= IBM Retail Store Solutions =

Defunct business unit within IBM

IBM Retail Store Solutions was IBM's division in the retail market segment. During its run, IBM Retail Store Solutions had several product lines, both hardware and software. Hardware products included IBM SurePOS 700 point-of-sale systems or printers. Software products under its portfolio included IBM 4690, IRES (IBM Retail Environment for SUSE LINUX), Lotus Expeditor, Lotus Expeditor Integrator, IBM Store Integrator, IBM Store Integrator Graphic User Interface. Besides those, IBM RSS was responsible for the creation of software such as the 4690 software, IRES. and POSS for DOS. IBM won the 2008 Point of Sale Green Excellence of the Year award. On April 17, 2012, IBM announced a definitive agreement under which Toshiba TEC acquired IBM's Retail Store Solutions business.

==IBM IRES==

IBM IRES (IBM Retail Environment for SUSE LINUX) retail functions such as those provided by IBM's 4690 features, including Server-based POS loading and booting, Industry-standard system-wide configuration and change management, Automatic problem determination with single-step dump button support, Combined server/terminal support, Client preload GUI and Remote Management Agent for systems management support. It is also one of the platforms that support WebSphere MQ platform as part of the IBM Store Integration Framework.

IBM IRES made a partnership with 360Commerce via the 2005 PartnerWorld Beacon Award for IRES Solutions.

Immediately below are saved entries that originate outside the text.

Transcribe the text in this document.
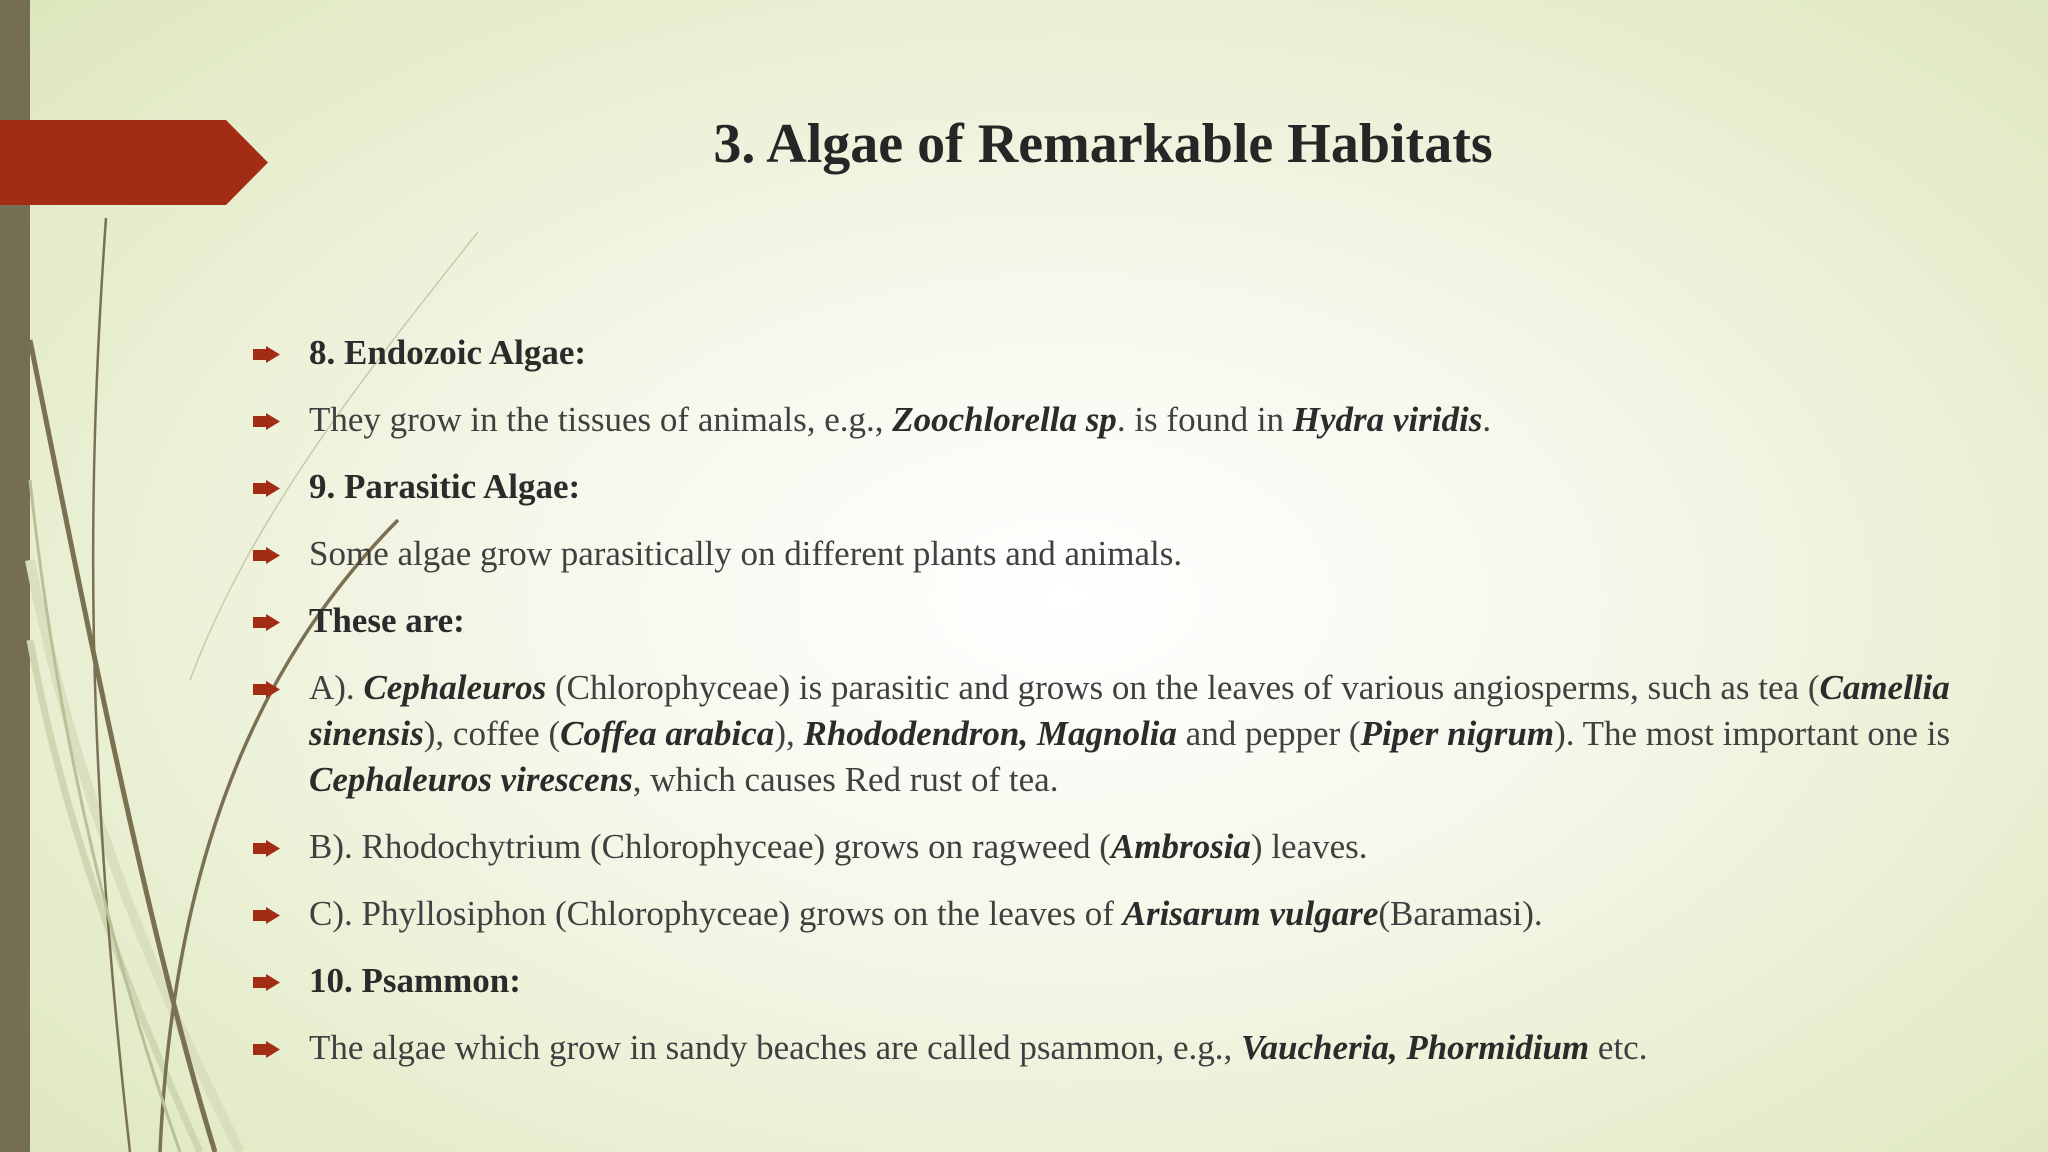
3. Algae of Remarkable Habitats
8. Endozoic Algae:
They grow in the tissues of animals, e.g., Zoochlorella sp. is found in Hydra viridis.
9. Parasitic Algae:
Some algae grow parasitically on different plants and animals.
These are:
A). Cephaleuros (Chlorophyceae) is parasitic and grows on the leaves of various angiosperms, such as tea (Camellia sinensis), coffee (Coffea arabica), Rhododendron, Magnolia and pepper (Piper nigrum). The most important one is Cephaleuros virescens, which causes Red rust of tea.
B). Rhodochytrium (Chlorophyceae) grows on ragweed (Ambrosia) leaves.
C). Phyllosiphon (Chlorophyceae) grows on the leaves of Arisarum vulgare(Baramasi).
10. Psammon:
The algae which grow in sandy beaches are called psammon, e.g., Vaucheria, Phormidium etc.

IBM IRES is also used with Triversity's Transactionware Enterprise and, it is the first Java POS solution designed from the ground up to harness the power of J2EE in retail.

IRES has an IBM IRES Sales Mastery course and exam which can be found online.

==IBM POSS for DOS==

IBM POSS (Point of Sale Subsystem for DOS) is a legacy software that functions with IBM PC DOS and enables many IBM customers from the 1980s. The latest publicly supported version is 2.2.0.